In Effects of Universal and Unconditional Cash Transfers on Child Abuse and Neglect (NBER Working Paper 31733), Lindsey R. Bullinger, Analisa Packham, and Kerri M. Raissian investigate how cash payments to families in the early months of a child’s life affect the likelihood of child maltreatment referrals to Child Protective Services.
An additional $1,000 family transfer in the first few months of a child’s life reduces the likelihood of a referral to Child Protective Services by age three by 10 percent.
The researchers study both substantiated maltreatment referrals, which resulted from formal investigations that produced evidence of legal maltreatment, and unsubstantiated referrals, a category encompassing both calls that were not investigated and investigations that did not yield enough evidence. They do this because substantiation of a referral may depend on agency capacity as well as case details. Previous studies have found that both unsubstantiated and substantiated cases are associated with similar risks of child maltreatment.
The study connects individual-level administrative data on PFD payments to birth cohort surveys and Child Protective Services records for about 9,000 Alaskan children born between 2009 and 2018. The researchers leverage the December 31 PFD eligibility cutoff to explore whether greater early childhood PFD payments influenced the rate of child abuse cases. Alaska distributes PFD payments in the fall, typically the beginning of October. To be eligible for payments in their first year of life, a child must be born by December 31 of the preceding year. A child born in January would be almost two at the time of the first payment, while one born in December would be 10 months old.
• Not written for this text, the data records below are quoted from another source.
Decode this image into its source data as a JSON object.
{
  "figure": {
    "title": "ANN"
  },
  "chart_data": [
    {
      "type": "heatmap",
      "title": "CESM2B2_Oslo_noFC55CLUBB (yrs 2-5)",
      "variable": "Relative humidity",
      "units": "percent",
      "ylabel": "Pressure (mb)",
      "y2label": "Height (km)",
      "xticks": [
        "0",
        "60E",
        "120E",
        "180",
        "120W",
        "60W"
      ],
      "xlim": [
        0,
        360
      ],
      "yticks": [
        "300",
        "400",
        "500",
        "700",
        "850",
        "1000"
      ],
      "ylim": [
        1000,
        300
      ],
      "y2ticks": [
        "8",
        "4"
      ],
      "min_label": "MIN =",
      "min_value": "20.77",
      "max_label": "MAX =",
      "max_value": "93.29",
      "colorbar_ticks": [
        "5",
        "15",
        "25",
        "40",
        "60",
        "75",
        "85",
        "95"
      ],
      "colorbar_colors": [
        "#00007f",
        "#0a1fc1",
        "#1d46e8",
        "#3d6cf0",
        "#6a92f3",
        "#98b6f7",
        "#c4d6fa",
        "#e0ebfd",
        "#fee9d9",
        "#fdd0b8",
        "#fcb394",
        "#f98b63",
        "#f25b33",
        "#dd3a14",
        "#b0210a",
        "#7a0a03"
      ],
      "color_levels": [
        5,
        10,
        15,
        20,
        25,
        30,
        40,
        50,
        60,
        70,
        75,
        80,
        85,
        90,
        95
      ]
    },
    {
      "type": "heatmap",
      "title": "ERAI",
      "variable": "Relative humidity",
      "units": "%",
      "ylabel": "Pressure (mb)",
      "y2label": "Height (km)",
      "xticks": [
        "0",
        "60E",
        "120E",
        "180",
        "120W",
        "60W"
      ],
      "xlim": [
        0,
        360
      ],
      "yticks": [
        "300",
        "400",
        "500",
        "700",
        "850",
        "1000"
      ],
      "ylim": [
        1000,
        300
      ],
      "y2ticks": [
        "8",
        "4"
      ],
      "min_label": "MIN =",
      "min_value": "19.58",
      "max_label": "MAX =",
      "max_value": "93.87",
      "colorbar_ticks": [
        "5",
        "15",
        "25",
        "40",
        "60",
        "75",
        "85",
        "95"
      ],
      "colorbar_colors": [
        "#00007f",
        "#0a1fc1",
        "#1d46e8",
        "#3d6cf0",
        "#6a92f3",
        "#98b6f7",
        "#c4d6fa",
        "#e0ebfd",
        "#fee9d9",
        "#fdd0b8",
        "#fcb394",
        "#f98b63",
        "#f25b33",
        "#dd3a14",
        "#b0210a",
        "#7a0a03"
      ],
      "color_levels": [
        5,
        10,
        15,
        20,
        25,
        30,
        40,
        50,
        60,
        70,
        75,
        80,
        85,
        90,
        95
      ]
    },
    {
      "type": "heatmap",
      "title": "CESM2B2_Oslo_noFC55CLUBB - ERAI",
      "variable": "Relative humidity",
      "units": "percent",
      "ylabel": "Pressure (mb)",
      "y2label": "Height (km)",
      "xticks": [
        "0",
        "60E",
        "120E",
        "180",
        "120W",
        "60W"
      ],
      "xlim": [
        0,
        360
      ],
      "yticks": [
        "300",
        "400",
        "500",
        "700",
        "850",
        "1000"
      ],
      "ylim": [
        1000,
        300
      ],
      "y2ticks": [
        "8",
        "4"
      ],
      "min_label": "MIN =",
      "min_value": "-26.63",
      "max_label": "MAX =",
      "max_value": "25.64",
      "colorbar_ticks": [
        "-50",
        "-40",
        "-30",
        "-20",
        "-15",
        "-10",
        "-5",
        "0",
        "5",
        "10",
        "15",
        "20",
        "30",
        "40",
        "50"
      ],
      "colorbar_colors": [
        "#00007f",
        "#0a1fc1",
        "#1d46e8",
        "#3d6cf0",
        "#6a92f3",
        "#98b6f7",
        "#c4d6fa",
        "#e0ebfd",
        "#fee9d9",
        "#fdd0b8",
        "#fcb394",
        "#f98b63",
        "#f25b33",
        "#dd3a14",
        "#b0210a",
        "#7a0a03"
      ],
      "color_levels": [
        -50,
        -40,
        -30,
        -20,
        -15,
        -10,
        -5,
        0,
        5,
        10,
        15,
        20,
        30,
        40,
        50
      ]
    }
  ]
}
The researchers find that an additional $1,000 in early childhood PFD payments reduces the likelihood of unsubstantiated maltreatment referrals by age three by 9.6 percent. Substantiated referrals drop by approximately 15 percent. For unsubstantiated referrals, the reductions are primarily driven by declines of 10 percent in child neglect and 30 percent in physical abuse. These effects appear to persist through age five. Follow-up survey data suggest that the improvements in child treatment can be attributed to greater family stability as a result of the PFD payments. An additional $1,000 payment makes a child more likely to still be living with his or her mother at age three, and increases the likelihood of regular childcare either at the mother’s home with a relative or at a relative’s home. Calculations based on the Centers for Disease Control and Prevention estimates of the lifetime cost of child abuse value the abuse avoided at approximately $18.9 million, while the PFD payment cost was $4.5 million.
Since child maltreatment outcomes are often underreported, the researchers also examine child mortality among children already involved with child welfare services. An additional $1,000 early childhood PFD payment was associated with a 30 percent decrease in mortality by age four.
— Leonardo Vasquez
The researchers acknowledge financial support from the Cash Transfer Lab at NYU and the University of Wisconsin-Madison’s Institute for Research on Poverty Extramural Large Grant, sponsored by the US Department of Health and Human Services.